Request for splitting the science MS

_FLAG_SCIENCE

Request for flagging the science data

_FLAG_BADCHAN

Request for subsequent flagging of bad (nearly-totally-flagged) channels

_COMBINE_FLAG_STATS

Request for combining the flag statistics

_PLOT_SELFCAL_GAINS

Request for plotting the selfcal gains following self-calibraition

_COMBINE_PLOTS

Request for combining plots made per beam

_PLOT_FLAG_STATS

Request for plotting the flagging statistics

_FLAG_SUMMARY_AV

Request for making the flagging summary for the averaged data

_FLAG_SUMMARY_SPECTRAL

Request for making the flagging summary for the spectral data

_APPLY_BANDPASS

Request for applying the bandpass to the science data

_APPLY_LEAKAGE

Request for applying the leakage solutions to the science data

_AVERAGE_MS

Request for averaging the channels of the science data

_MSCONCAT_SCI_AV

Request for the concatenation of time window MSs (averaged data)

_MSCONCAT_SCI_SPECTRAL

Request for the concatenation of time window MSs (spectral data)

_CONT_IMAGE

Request for imaging the continuum (both types - with and without self-calibration)

_CONT_SELFCAL

Request for the selfcal job when done as a sepaarate job (when MULTI_JOB_SELFCAL=true)

_CONT_APPLYCAL

Request for the application of calibration when done as a separate job (when MULTI_JOB_SELFCAL=true)

_CONTCUBE_IMAGE

Request for imaging the continuum cubes

_SPECTRAL_SPLIT

Request for splitting out a subset of the spectral data

_SPECTRAL_APPLYCAL

Request for applying the gains calibration to the spectral data

_SPECTRAL_CONTSUB

Request for subtracting the continuum from the spectral data

_SPECTRAL_IMAGE

Request for imaging the spectral-line data

_JOINT_IMAGING_SPECTRAL

Request for the joint-imaging of spectral-line data

_SPECTRAL_IMCONTSUB

Request for performing the image-based continuum subtraction

_MS_CUT

Request for making a cut of the MS around a konwn source

_CONVOLVE

Request for convolving the per-beam images to common resolution

_LINMOS

Request for mosaicking

_SOURCEFINDING_CONT

Request for continuum source-finding jobs

_SOURCEFINDING_SPEC

Request for spectral-line source-finding jobs

_DIAGNOSTICS

Request for the diagnostics job

_FITS_CONVERT

Request for converting to and/or fixing up the FITS files

_THUMBNAILS

Request for making the thumbnail images

_VALIDATE

Request for the various validation jobs

_CASDA_UPLOAD

Request for the casdaupload job

_GATHER_STATS

Request for the final wrap-up job that gathers job statistics

_LAUNCH

Request for the relaunch job to restart the pipeline

Speed-up switches

The ASKAPsoft release 1.1.0 allows some of the processes in the imaging tasks run by the master to exploit thread-level parallelisation across spare CPUs using OpenMP. This can significantly speed up the preconditioning and the CLEANing stages.

Variable

Default

Description

NUM_OMP_THREADS_CONT_IMAGING

20

This number is passed to the OMP_NUM_THREADS environment variable defined locally for the continuum imaging jobs. The imagers, compiled with the OMP option ON, allows the PRECONDITIONING & the CLEAN stages to parallelise tasks across the spare CPUs of the master.

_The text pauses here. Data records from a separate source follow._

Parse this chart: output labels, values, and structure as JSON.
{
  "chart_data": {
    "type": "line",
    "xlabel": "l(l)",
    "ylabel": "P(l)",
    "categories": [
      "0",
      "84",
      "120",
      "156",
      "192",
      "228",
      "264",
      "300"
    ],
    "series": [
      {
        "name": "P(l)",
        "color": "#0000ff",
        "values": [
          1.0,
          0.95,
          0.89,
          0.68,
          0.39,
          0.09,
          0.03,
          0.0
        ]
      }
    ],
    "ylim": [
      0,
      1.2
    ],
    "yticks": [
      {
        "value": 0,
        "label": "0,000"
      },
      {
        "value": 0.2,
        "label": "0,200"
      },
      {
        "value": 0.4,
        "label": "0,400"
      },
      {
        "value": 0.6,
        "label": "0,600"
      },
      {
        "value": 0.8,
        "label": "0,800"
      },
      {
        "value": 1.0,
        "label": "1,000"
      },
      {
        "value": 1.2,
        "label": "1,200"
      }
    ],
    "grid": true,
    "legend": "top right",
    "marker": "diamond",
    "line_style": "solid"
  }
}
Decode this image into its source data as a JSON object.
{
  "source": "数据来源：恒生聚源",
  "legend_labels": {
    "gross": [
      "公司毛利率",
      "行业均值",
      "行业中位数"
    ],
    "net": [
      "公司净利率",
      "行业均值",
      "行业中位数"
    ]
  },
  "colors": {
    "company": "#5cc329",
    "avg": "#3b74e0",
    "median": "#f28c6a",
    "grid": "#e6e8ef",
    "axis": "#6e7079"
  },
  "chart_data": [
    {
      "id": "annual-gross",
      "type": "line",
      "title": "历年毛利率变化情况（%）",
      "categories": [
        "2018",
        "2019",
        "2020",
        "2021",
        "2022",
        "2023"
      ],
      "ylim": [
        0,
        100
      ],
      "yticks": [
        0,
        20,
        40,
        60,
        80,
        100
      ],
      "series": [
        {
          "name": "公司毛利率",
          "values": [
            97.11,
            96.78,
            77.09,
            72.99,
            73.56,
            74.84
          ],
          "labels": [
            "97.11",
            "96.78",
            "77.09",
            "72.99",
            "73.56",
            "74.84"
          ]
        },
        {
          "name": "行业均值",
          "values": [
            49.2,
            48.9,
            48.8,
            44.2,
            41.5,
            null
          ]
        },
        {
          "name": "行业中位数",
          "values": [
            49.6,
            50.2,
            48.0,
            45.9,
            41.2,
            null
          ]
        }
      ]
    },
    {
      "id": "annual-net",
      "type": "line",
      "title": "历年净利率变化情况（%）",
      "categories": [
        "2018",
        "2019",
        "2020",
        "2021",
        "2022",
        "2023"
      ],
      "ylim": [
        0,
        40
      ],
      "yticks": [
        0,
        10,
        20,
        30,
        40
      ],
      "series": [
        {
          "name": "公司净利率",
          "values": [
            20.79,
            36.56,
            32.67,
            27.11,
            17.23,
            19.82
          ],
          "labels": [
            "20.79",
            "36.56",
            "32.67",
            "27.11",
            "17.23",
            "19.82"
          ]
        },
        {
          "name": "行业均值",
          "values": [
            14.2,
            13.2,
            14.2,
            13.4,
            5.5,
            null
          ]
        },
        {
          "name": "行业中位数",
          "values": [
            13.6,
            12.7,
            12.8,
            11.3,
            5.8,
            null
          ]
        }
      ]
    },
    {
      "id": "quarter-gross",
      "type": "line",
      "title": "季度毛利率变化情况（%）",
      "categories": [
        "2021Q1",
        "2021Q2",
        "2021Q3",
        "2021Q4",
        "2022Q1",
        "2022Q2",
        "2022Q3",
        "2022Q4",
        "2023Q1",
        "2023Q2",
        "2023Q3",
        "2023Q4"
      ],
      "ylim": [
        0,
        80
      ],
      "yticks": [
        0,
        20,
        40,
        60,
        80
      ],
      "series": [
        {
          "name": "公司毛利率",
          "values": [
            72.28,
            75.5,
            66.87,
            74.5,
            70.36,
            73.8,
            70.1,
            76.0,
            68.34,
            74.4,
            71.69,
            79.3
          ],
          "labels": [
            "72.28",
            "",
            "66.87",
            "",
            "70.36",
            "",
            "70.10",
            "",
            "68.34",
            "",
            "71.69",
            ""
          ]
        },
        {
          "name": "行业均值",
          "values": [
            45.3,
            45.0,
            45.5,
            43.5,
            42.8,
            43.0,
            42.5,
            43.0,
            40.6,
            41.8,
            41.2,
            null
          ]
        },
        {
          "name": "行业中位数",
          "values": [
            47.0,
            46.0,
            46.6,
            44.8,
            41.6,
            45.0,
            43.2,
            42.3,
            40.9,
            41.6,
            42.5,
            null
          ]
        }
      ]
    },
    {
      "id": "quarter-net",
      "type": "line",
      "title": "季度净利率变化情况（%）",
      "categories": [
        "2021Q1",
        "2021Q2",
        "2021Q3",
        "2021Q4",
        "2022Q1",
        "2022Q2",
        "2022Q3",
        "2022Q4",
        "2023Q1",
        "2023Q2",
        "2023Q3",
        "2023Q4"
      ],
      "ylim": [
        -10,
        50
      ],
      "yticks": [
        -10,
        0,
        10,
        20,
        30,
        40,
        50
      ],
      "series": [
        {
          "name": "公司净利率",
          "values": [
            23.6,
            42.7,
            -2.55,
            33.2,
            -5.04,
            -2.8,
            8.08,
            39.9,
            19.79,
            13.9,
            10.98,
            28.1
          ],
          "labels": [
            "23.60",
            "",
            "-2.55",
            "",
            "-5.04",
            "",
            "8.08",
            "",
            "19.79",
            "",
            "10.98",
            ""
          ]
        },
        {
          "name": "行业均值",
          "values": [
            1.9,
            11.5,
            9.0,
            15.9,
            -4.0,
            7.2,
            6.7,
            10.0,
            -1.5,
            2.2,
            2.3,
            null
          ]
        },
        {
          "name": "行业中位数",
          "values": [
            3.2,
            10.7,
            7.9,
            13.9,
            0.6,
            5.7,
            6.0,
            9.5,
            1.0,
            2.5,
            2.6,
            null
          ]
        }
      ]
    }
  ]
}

The default (20) is set for the galaxy cluster.

NUM_OMP_THREADS_CONT_LINMOS

20

This number is passed to the OMP_NUM_THREADS environment variable defined locally for continuum mosaic jobs. If compiled with the OMP option ON, continuum mosaic jobs would parallelise the correction and re-gridding stages across the spare CPUs of the node.

The default (20) is set for the galaxy cluster.